中国国家統計局によると、中国の生産年齢人口(15~59歳)は2011年をピークに減少に転じた。「二人っ子政策」への転換には、こうした少子高齢化に歯止めをかけることが期待されている。中国社会科学院人口・労働経済研究所では「中国の出産率はすでに非常に低い状況であることから、今後の労働力不足は目に見えており、高齢化が急激に進んでいる。二人目出産の全面解禁は、出産率を速やかに引き上げ、人口構造上の矛盾を緩和する上で、極めてプラスに働く」との見方を示している。

しかし、「中国青年報」などが約3000人の男女を対象に実施した調査結果 (2015年11月発表)によると、二人目の子どもを持つことについて「考える」と答えた人は約半数の46.2%だった。そして、51.6%が「生活の質は落としたくない」、40.4%が「今の生活のリズムを崩したくない」、32.1%が「職場での出世の可能性を犠牲にしたくない」として、二人の子どもを持つことに慎重な姿勢をみせている。また、86.6%が「社会の福利厚生が整わなければ安心して二人目を産めない」と答えている。

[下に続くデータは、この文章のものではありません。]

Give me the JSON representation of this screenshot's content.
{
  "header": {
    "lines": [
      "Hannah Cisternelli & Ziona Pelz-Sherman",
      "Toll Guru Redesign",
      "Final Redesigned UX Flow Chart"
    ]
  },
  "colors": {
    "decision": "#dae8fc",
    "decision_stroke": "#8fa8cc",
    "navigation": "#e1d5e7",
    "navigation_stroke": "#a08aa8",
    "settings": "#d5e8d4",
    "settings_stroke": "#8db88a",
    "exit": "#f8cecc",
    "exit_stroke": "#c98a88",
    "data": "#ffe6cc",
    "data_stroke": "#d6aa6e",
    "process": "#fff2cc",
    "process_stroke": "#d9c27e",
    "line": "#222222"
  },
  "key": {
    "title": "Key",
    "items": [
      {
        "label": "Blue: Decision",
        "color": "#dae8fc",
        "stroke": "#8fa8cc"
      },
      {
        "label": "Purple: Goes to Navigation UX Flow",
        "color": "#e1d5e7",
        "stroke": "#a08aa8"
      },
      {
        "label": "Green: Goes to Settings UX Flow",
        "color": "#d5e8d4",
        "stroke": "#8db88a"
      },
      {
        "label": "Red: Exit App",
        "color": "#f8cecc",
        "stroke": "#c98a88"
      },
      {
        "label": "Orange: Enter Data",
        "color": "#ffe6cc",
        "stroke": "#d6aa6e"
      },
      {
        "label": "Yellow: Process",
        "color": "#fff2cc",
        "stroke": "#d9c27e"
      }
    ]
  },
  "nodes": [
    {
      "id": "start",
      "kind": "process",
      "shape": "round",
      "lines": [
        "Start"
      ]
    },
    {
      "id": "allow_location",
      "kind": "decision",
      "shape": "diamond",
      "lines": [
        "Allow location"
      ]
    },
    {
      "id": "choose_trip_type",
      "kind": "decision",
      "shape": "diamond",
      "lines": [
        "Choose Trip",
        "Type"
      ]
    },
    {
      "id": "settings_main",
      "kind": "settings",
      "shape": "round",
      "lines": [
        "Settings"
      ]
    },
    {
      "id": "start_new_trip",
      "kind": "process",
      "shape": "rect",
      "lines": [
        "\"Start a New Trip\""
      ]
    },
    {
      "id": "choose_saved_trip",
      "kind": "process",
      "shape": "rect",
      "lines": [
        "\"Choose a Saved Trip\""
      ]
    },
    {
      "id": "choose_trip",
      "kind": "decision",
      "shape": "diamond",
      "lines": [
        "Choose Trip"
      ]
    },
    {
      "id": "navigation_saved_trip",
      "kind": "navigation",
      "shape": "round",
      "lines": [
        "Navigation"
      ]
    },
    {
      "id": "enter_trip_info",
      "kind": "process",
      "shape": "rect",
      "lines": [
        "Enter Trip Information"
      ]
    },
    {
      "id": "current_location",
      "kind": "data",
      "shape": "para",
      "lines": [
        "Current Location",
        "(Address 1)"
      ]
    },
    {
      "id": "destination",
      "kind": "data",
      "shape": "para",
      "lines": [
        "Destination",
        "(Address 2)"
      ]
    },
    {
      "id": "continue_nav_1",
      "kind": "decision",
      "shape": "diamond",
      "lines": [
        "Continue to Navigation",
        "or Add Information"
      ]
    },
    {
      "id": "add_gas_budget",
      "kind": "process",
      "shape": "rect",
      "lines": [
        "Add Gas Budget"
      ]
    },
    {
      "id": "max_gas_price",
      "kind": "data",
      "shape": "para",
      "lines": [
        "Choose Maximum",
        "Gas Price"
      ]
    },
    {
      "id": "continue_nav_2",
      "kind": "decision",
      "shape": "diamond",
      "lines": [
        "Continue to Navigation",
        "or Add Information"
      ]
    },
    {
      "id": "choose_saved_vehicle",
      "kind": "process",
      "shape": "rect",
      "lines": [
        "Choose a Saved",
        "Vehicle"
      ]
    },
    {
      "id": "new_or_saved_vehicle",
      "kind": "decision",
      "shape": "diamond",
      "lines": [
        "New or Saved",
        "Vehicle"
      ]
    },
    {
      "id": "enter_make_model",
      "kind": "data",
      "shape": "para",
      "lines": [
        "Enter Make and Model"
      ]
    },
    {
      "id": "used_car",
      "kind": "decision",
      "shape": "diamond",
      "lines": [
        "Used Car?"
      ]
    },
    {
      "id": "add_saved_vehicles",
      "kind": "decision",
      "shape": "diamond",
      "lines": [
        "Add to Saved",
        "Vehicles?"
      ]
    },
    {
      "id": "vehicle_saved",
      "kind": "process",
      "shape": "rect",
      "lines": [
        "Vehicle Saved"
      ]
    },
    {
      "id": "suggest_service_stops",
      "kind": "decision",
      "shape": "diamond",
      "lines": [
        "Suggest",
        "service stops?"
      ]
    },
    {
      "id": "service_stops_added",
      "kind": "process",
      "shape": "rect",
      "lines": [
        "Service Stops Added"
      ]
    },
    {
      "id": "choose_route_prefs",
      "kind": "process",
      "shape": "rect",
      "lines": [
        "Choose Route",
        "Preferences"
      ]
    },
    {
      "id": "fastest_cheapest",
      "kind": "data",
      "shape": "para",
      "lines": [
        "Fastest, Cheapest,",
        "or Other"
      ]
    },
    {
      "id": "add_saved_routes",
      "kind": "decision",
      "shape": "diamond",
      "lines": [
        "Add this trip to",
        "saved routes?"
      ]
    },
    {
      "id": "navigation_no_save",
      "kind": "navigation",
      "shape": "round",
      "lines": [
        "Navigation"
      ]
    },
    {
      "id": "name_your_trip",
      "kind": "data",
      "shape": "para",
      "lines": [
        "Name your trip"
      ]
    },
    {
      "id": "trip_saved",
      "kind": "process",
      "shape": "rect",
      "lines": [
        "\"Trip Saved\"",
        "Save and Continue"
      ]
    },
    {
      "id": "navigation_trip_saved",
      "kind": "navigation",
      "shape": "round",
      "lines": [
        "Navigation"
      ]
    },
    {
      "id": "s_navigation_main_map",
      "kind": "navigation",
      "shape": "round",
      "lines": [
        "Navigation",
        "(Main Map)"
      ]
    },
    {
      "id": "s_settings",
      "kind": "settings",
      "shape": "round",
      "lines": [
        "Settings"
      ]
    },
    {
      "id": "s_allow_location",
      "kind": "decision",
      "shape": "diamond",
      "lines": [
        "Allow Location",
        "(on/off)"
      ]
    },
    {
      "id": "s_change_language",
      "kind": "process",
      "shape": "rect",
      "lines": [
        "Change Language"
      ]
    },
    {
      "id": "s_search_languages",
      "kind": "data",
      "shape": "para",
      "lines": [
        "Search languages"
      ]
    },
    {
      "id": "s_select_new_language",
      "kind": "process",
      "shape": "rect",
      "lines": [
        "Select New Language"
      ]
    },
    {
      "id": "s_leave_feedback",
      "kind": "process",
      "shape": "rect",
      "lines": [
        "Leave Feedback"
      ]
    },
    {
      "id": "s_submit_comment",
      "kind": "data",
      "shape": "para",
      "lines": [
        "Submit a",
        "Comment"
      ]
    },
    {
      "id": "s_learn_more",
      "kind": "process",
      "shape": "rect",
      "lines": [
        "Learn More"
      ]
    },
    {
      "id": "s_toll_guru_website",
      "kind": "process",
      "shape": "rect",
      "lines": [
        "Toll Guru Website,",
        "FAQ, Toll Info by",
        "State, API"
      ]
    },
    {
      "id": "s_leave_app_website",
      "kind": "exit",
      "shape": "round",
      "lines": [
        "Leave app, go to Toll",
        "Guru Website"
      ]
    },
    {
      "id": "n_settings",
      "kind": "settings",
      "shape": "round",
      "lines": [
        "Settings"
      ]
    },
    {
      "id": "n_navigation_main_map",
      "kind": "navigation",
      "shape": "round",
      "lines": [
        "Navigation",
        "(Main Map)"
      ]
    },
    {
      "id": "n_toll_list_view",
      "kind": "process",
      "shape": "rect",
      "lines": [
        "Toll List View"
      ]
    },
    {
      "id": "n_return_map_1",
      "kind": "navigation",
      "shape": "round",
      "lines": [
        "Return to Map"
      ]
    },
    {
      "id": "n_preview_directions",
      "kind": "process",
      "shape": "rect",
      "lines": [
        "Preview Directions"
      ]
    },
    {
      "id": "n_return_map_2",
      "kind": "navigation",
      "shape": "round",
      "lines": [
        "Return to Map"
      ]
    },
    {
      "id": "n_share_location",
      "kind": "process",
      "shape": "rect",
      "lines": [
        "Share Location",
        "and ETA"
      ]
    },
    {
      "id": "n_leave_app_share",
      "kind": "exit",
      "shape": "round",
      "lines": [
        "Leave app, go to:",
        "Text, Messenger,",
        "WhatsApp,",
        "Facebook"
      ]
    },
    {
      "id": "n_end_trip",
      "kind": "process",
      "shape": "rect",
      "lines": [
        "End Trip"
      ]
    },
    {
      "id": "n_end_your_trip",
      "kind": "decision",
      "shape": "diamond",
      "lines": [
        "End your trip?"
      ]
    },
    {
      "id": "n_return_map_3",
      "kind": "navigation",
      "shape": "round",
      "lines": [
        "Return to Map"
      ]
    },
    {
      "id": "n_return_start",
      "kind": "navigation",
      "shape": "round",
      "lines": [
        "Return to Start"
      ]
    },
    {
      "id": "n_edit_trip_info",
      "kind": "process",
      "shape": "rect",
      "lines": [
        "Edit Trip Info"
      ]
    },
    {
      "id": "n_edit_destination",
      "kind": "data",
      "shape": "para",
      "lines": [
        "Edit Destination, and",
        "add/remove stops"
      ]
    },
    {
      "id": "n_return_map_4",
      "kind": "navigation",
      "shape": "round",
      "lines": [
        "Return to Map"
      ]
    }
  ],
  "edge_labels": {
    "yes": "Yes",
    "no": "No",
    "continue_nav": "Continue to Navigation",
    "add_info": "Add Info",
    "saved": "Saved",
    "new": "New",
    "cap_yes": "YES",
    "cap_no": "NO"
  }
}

中国のメディアである「毎日経済新聞」の報道によると、中国の旅行サイト「携程網」の最高経営責任者 (CEO)である梁建章氏 (北京大学教授)は2015年12月に行われたフォーラムで、「本当に二人目を産みたい夫婦は30%程度だ」との考えを示した。そのうえで、政府はGDP (国内総生産)の15%程度に相当する額の補助金を子育て世帯に支給することを検討すべきだと提案し、育児世帯の負担を軽減し、社会の少子高齢化に歯止めをかける必要性を訴えた。